The practical upshot of all this is that we can train our monkeys, if we want to. I want to. Each night, around three in the morning, my monkeys decide to have a party, and I lie awake defenseless against their ravings. (And it’s made worse by the fact that I have been listening to polka music lately; for if you already find your monkeys annoying, then let me tell you, the situation does not improve when you hand them an accordion.) 

My strategy is to devote more of my waking attention to turning my thoughts into clearly focused sentences. For the most part, this is just my job, which is teaching and reading and writing, so I get plenty of opportunity to train. But even when I am just knocking about, on a walk talking to myself, or in casual conversation, I am trying to be more Hume, less Joyce, as it were: I am trying to frame all my thoughts with the aim of expressing some clear idea to someone else, or just to myself. I try to attach reasons, subordinate clauses, and qualifications to unmistakable assertions. My hope is that the monkeys will respond to this demand, and to some extent reform their behavior in a less noisome direction. 

I am sure this makes me a stuffy person to talk to. I am trying to talk like a book. But perhaps this is a price we should consider paying. Media life seems to consist in more and more monkey chatter (or bird twitter, maybe). There are advantages to this: chattering is cheap, easy, entertaining, and universally available. But it also precludes us from saying anything more thoughtful. By raising our expectations in how we talk and what we say, it encourages our monkeys to put forward proposals that have a greater chance of making it past the orangutans. 

From this perspective, it is unfortunate that our society has a bias against deliberative speech.

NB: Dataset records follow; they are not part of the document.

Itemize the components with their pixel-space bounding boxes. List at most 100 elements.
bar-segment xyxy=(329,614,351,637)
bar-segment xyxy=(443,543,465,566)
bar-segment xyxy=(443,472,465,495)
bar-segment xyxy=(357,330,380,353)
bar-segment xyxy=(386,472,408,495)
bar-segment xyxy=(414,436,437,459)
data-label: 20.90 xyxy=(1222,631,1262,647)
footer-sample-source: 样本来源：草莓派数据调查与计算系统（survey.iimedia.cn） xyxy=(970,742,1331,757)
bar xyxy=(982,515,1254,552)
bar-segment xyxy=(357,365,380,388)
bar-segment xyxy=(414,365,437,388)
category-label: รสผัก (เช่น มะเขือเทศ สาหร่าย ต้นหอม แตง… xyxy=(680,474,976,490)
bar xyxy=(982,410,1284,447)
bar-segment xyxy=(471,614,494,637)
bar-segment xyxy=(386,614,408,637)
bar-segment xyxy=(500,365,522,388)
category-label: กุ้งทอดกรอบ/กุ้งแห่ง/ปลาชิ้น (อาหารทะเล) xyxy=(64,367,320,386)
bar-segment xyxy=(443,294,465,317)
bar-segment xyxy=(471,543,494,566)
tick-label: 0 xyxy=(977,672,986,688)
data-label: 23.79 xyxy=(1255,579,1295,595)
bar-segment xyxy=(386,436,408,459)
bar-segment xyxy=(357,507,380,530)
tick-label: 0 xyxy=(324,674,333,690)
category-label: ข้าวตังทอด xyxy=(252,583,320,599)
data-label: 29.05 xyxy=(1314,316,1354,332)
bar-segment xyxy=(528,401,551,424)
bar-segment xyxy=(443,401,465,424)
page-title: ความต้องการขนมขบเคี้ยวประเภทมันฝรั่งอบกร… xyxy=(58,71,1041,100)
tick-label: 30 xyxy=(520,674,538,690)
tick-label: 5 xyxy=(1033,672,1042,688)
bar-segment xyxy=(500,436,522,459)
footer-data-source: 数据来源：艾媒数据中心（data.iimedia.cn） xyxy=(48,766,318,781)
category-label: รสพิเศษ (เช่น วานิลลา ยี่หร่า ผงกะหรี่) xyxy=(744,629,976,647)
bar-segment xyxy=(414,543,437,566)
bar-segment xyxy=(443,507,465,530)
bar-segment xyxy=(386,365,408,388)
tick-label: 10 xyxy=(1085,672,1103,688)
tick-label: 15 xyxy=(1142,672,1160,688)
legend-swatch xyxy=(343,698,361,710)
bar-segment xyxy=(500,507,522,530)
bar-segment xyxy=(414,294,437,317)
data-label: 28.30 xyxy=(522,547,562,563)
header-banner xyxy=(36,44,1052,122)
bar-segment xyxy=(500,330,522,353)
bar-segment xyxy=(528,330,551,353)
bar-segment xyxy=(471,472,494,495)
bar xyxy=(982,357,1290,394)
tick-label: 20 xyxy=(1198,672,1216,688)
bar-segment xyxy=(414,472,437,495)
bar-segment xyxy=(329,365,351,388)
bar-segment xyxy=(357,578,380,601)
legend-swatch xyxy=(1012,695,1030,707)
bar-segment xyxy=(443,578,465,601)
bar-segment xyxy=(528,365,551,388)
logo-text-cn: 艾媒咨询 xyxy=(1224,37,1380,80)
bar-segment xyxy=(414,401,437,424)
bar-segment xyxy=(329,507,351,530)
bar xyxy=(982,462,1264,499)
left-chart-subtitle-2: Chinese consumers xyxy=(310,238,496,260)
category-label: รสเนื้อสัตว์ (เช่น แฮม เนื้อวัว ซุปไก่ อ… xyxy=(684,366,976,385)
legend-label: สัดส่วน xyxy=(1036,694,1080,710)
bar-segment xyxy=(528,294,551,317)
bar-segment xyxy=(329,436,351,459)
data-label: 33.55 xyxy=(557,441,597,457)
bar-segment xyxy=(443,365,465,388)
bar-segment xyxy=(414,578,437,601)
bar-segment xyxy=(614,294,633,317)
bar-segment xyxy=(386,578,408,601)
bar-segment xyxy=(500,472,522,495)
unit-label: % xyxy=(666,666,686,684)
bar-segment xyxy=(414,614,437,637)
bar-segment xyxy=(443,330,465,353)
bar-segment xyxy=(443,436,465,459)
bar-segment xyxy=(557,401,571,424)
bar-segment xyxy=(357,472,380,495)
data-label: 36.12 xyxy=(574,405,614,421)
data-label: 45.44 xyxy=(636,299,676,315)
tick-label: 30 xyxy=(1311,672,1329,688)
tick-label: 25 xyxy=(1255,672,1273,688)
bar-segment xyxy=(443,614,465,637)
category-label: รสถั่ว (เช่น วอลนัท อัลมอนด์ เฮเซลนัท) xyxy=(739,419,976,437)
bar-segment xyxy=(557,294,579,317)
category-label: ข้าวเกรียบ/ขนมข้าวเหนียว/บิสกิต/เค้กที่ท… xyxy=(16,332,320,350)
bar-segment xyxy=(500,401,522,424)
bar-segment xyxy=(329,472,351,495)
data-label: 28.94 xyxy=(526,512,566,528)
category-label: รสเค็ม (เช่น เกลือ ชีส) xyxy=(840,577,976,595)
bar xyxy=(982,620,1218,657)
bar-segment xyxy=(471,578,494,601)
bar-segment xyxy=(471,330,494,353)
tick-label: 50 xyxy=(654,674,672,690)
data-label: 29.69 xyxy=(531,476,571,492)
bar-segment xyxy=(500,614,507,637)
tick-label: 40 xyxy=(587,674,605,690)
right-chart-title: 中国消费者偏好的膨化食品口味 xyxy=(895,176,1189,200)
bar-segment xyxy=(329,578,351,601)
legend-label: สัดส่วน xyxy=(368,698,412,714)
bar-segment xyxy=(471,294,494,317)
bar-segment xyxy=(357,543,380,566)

We hear that it is stuffy, pretentious, elitist, and boring. But when we see someone training for a marathon, or trail running, or yoga, we praise them for developing their physical capacities. Why shouldn’t we have the same attitude when someone tries to improve their thought and speech? To be sure, there are many ways of doing this: one can be a philosopher, a poet, a rapper, a joke writer, a blogger, or just a thoughtful partner in conversation. All of these wordsmiths are training their monkeys for a higher purpose of communicating interesting ideas in a direct and illuminating fashion. They are expecting their monkeys to produce more than mere buffoonery (or “baboonery”, to fit our running theme). 

What both Hume and Joyce demonstrate, in different ways, is that we can be more than mere bundles of ideas. We can require that our ideas be bundled more meaningfully, with the aim of producing not just what comes to mind, but what should come to mind, or what merits saying. Then, maybe, when a party starts up in our heads at three in the morning, we will awaken to delightful conversations with ourselves. Or if that is expecting too much, at least we can expect more delightful and thoughtful conversations with one another during our waking hours.